Sono cifre importanti, che inducono l’economista mainstream a fare ragionamenti sull’importanza di questo periodo dalle spese spumeggianti. Crescono le vendite e aumenta il Pil: una cura per l’economia e per il debito pubblico. D’altra parte, l’economia del Natale domanda anche lavoro. Le professioni più richieste sono: addetti alle vendite, rider, magazzinieri, autisti, promoter, impacchettatori di regali, animatori per centri commerciali. E poco importa se l’economista eterodosso precisa, e puntualizza, che si tratta di lavori temporanei e perciò precari; per definizione. Perché il business di Natale deve tirare dritto: tanto sono già state inventate le App che consentono di sbarazzarsi dei regali inutili ricevuti dalla zia e dalla suocera,C’è chi però rifiuta questa soluzione e la anticipa: pensa all’opzione “niente regali a Natale”. Per scelta. Una situazione, questa, che è però molto diversa da chi l’ipotesi “senza Regali” la pratica; ma per necessità. Per povertà.

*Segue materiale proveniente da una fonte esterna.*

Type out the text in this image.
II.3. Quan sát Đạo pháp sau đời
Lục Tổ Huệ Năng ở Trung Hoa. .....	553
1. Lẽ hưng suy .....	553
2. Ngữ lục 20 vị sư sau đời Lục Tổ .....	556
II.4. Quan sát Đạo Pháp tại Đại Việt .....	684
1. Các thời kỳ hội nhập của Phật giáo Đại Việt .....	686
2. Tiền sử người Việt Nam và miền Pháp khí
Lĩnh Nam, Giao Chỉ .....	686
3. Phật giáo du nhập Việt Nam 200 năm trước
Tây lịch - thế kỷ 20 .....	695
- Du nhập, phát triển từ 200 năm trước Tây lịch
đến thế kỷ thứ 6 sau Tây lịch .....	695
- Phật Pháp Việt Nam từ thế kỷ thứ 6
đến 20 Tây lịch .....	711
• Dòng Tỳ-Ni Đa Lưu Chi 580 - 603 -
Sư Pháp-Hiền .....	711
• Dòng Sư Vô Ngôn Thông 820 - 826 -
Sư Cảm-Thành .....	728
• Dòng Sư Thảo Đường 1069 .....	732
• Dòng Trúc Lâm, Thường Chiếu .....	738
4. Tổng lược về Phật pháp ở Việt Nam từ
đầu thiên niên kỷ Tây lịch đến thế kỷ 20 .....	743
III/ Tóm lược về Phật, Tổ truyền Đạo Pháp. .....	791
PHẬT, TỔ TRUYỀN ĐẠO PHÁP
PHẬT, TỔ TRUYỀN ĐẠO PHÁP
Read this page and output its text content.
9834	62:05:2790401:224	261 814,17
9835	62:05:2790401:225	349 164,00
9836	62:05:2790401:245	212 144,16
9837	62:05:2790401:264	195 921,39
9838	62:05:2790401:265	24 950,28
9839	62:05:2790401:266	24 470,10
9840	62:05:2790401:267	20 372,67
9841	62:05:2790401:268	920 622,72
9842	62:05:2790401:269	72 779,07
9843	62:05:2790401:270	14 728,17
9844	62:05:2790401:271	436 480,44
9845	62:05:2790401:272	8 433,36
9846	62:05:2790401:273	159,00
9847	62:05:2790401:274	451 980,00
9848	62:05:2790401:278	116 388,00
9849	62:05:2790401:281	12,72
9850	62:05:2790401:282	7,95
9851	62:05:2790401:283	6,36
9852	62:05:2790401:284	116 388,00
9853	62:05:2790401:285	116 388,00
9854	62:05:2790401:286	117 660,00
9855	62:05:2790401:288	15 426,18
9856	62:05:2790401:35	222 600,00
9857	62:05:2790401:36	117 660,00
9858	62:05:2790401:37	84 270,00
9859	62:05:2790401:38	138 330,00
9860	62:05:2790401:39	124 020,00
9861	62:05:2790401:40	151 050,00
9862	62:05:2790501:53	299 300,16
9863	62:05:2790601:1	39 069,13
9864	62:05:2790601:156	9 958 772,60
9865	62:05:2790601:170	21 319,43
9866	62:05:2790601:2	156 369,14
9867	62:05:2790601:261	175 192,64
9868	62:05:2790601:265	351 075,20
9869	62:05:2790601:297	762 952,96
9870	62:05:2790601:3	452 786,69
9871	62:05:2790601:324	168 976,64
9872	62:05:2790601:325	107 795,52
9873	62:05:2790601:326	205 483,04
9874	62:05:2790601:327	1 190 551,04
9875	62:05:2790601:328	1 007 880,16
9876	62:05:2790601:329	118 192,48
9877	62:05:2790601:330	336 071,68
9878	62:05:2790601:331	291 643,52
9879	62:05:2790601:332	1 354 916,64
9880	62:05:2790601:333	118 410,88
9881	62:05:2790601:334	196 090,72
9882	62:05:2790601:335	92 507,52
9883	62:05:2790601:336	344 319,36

Le statistiche vanno così intrecciate e lette in controluce. In modo critico. Perché l’economista attento guarda sì alla crescita, ma anche a come questa si distribuisce. Ricordando una cosa: come ogni religione festeggia le proprie feste di precetto, anche il culto consumista è portato a festeggiare le proprie (feste di precetto), che piacciono al popolo-consumatore e piacciono ai cerimonieri-commercianti e al loro giro d’affari (d’oro).
C’è però chi festeggia bellamente, e chi è costretto a una condizione di povertà. Sono oltre 5,5 milioni i poveri assoluti in Italia, denuncia il Rapporto Caritas 2023 su Povertà ed esclusione sociale. Fanno 352 mila poveri in più rispetto al 2021. Si tratta spesso di working poor, cioè di persone che un lavoro ce l’hanno, ma il cui reddito non basta per mantenere una famiglia.

Anche questo è il tempo di Natale: un tempo non ordinario ma straordinario; dove le disparità si fanno, se possibile, più acute. Il problema è che questo senso di giustizia offesa non è percepito. E il solco, tra chi ha e chi non ha, si fa sempre più profondo.
È la povertà nell’abbondanza. Non un paradosso: lo si capisce. Ma una condizione insopportabile per un Paese a maggioranza cattolica (che dovrebbe festeggiare in un certo modo il Natale); ma intollerabile, anche e soprattutto, per un Paese che vanta una Costituzione alta e qualificante come la nostra.